25 September 2017
Following Sarah Royce
In 1849, Sarah Royce left her Iowa home and set off with her husband and daughter for California. Reading Royce’s stoic memoir, A Frontier Lady (New Haven: Yale University Press, 1932; shelfmark: 010409.ee.40) I wondered how she really felt as she crossed America in pursuit of her husband’s dreams. My curiosity evolved in my second novel, which follows two women from Chicago to California during the Gold Rush.
Sarah Royce. A Frontier Lady: Recollections of the Gold Rush and Early California. New Haven: Yale University Press, 1932. (Shelfmark: 010409.ee.40)
I’ve been studying first-hand accounts of other women who made that very journey—from the good-natured letters of Mary-Jane Megquier to the pessimistic journal of Mary Bailey. But though these accounts are often vivid, I’ve struggled to imagine the landscapes they describe—the blankness of the plains, the bitter waste of the desert, the steep green relief of the Sierras. So, with the support of the Eccles Centre, I decided to make the journey myself.
The California Zephyr train travels the 2,438 miles from Chicago to San Francisco. It broadly follows Royce’s route; but where Royce’s journey took six months, the train takes fifty-two hours. It was a thrill to watch scenery I’d previously encountered only in books—the lonely prairies, the great bloody sunsets, the strange sunken rivers of the high desert.
The prairies of Iowa. Image, author's own.
Seeing the landscape first-hand made a journey that was previously only an idea, a reality. And while I often encountered the unexpected—I hadn’t grasped that the trail was continuously flanked by mountains from the onset of the Rockies, nor had I anticipated that the Utah desert would look so like the moon—much of the landscape was as I had pictured it in the library.
A sunken river in Utah. Image, author's own.
The trip was revelatory; but it also gave me confidence to write what I’d already imagined. For me, confidence is one of the most important outputs of researching fiction. As Zadie Smith said, “It’s such a confidence trick, writing a novel.

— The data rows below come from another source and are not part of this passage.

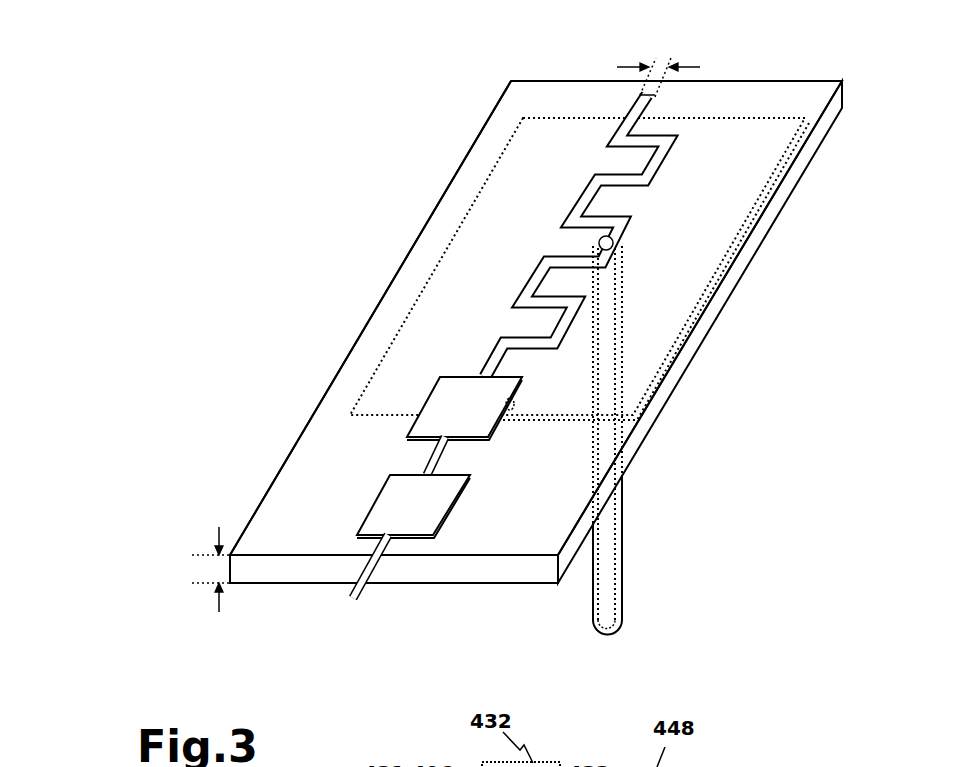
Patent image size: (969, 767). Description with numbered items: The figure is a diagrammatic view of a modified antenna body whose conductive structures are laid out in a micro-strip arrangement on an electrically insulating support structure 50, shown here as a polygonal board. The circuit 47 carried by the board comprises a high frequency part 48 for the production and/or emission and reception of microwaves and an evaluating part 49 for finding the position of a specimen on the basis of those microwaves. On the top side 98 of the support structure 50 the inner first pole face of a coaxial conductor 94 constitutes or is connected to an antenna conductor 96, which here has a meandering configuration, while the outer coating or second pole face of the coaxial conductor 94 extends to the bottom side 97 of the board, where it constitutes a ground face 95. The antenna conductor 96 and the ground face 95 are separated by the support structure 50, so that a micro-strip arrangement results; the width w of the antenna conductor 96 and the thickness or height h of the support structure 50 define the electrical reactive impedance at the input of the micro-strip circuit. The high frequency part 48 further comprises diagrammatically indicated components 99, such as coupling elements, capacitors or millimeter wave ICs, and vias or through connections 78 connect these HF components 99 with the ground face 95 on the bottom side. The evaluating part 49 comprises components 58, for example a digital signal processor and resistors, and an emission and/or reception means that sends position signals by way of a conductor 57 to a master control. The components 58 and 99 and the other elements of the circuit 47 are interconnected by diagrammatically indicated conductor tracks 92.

The circuit 47 is at (433, 176).
The high frequency part 48 is at (512, 160).
The evaluating part 49 is at (272, 483).
The support structure 50 is at (722, 301).
The conductor 57 is at (358, 592).
The components 58 is at (380, 514).
The vias or through connections 78 is at (512, 405).
The conductor tracks 92 is at (460, 456).
The coaxial conductor 94 is at (612, 580).
The ground face 95 is at (437, 268).
The antenna conductor 96 is at (640, 103).
The bottom side 97 is at (448, 585).
The top side 98 is at (340, 393).
The components 99 is at (418, 432).
The thickness or height h is at (205, 567).
The width w is at (666, 63).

The main person you have to trick into confidence is yourself.”
Hannah Kohler
Hannah is a joint winner of this year's Eccles British Library Writer's Award. More information about this Award, and all of the Eccles Centre's activities, can be found at www.bl.uk/eccles-centre
Sources: Apron Full of Gold: The Letters of Mary Jane Megquier from San Francisco, 1849-1856, edited with an introduction by Polly Welts Kaufman. Albuquerque: University of New Mexico Press, 1994 (shelfmark: YA.1995.a.22660); Ho for California!: Women's Overland Diaries from the Huntington Library, edited and annotated by Sandra L Myres. San Marino: Huntington Library, 1980 (shelfmark: Document Supply 80/24701).